= Religious epistemology =

Approach to epistemological questions from a religious perspective

Religious epistemology broadly covers religious approaches to epistemological questions, or attempts to understand the epistemological issues that come from religious belief. The questions asked by epistemologists apply to religious beliefs and propositions — whether they seem rational, justified, warranted, reasonable, based on evidence and so on. Religious views also influence general epistemological theories, such as in the case of Reformed epistemology.

Reformed epistemology has mainly developed in contemporary Christian religious epistemology from the late-20th century, as in the work of Alvin Plantinga (born 1932), William P. Alston (1921-2009), Nicholas Wolterstorff (born 1932) and Kelly James Clark, as a critique of and alternative to the idea of "evidentialism" of the sort proposed by W. K. Clifford (1845-1879). Alvin Plantinga, for instance, is critical of the evidentialist analysis of knowledge provided by Richard Feldman and by Earl Conee.
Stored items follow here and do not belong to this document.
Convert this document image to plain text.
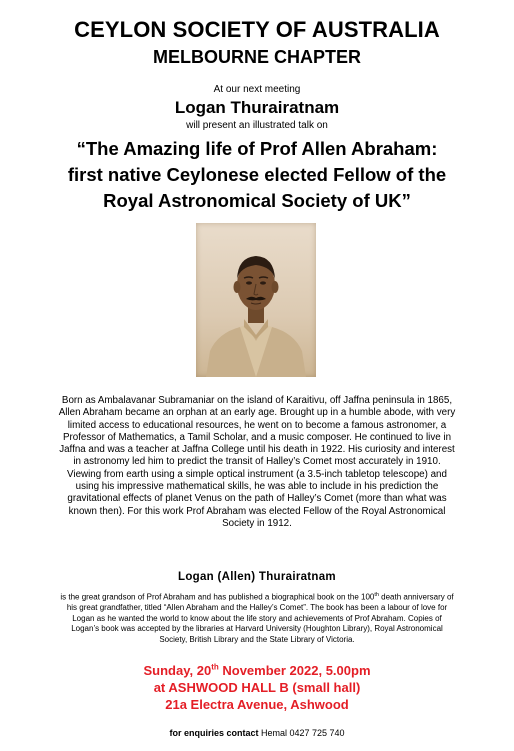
CEYLON SOCIETY OF AUSTRALIA
MELBOURNE CHAPTER
At our next meeting
Logan Thurairatnam
will present an illustrated talk on
“The Amazing life of Prof Allen Abraham:
first native Ceylonese elected Fellow of the
Royal Astronomical Society of UK”
Born as Ambalavanar Subramaniar on the island of Karaitivu, off Jaffna peninsula in 1865,
Allen Abraham became an orphan at an early age. Brought up in a humble abode, with very
limited access to educational resources, he went on to become a famous astronomer, a
Professor of Mathematics, a Tamil Scholar, and a music composer. He continued to live in
Jaffna and was a teacher at Jaffna College until his death in 1922. His curiosity and interest
in astronomy led him to predict the transit of Halley’s Comet most accurately in 1910.
Viewing from earth using a simple optical instrument (a 3.5-inch tabletop telescope) and
using his impressive mathematical skills, he was able to include in his prediction the
gravitational effects of planet Venus on the path of Halley’s Comet (more than what was
known then). For this work Prof Abraham was elected Fellow of the Royal Astronomical
Society in 1912.
Logan (Allen) Thurairatnam
is the great grandson of Prof Abraham and has published a biographical book on the 100th death anniversary of
his great grandfather, titled “Allen Abraham and the Halley’s Comet”. The book has been a labour of love for
Logan as he wanted the world to know about the life story and achievements of Prof Abraham. Copies of
Logan’s book was accepted by the libraries at Harvard University (Houghton Library), Royal Astronomical
Society, British Library and the State Library of Victoria.
Sunday, 20th November 2022, 5.00pm
at ASHWOOD HALL B (small hall)
21a Electra Avenue, Ashwood
for enquiries contact Hemal 0427 725 740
D. Z. Phillips (1934-2006) states that the argument of the reformed epistemologists furthers and challenges a view he dubs "foundationalism":

The essence of the Reformed challenge is to accuse the foundationalist of claiming to have a criterion of rationality which, in fact, he does not possess. By means of this alleged criterion the foundationalist claims to discern which epistemic practices are rational and which are not. Non-rational practices, he claims, include those of religion.

Much work in recent epistemology of religion goes beyond debates on foundationalism and reformed epistemology to consider contemporary issues deriving from social epistemology (especially concerning the epistemology of testimony, or the epistemology of disagreement), or formal epistemology's use of probability theory. Other notable work draws on the idea that knowing God is akin to knowing a person, which is not reducible to knowing propositions about a person (Eleonore Stump calls it "Franciscan knowledge," whereas Matthew Benton calls it "interpersonal knowledge").

Some work in recent epistemology of religion discusses various challenges from psychology, cognitive science or evolutionary biology to the rationality or justification of religious beliefs. Some argue that evolutionary explanations of religious belief undermine its rationality. Others respond to these arguments.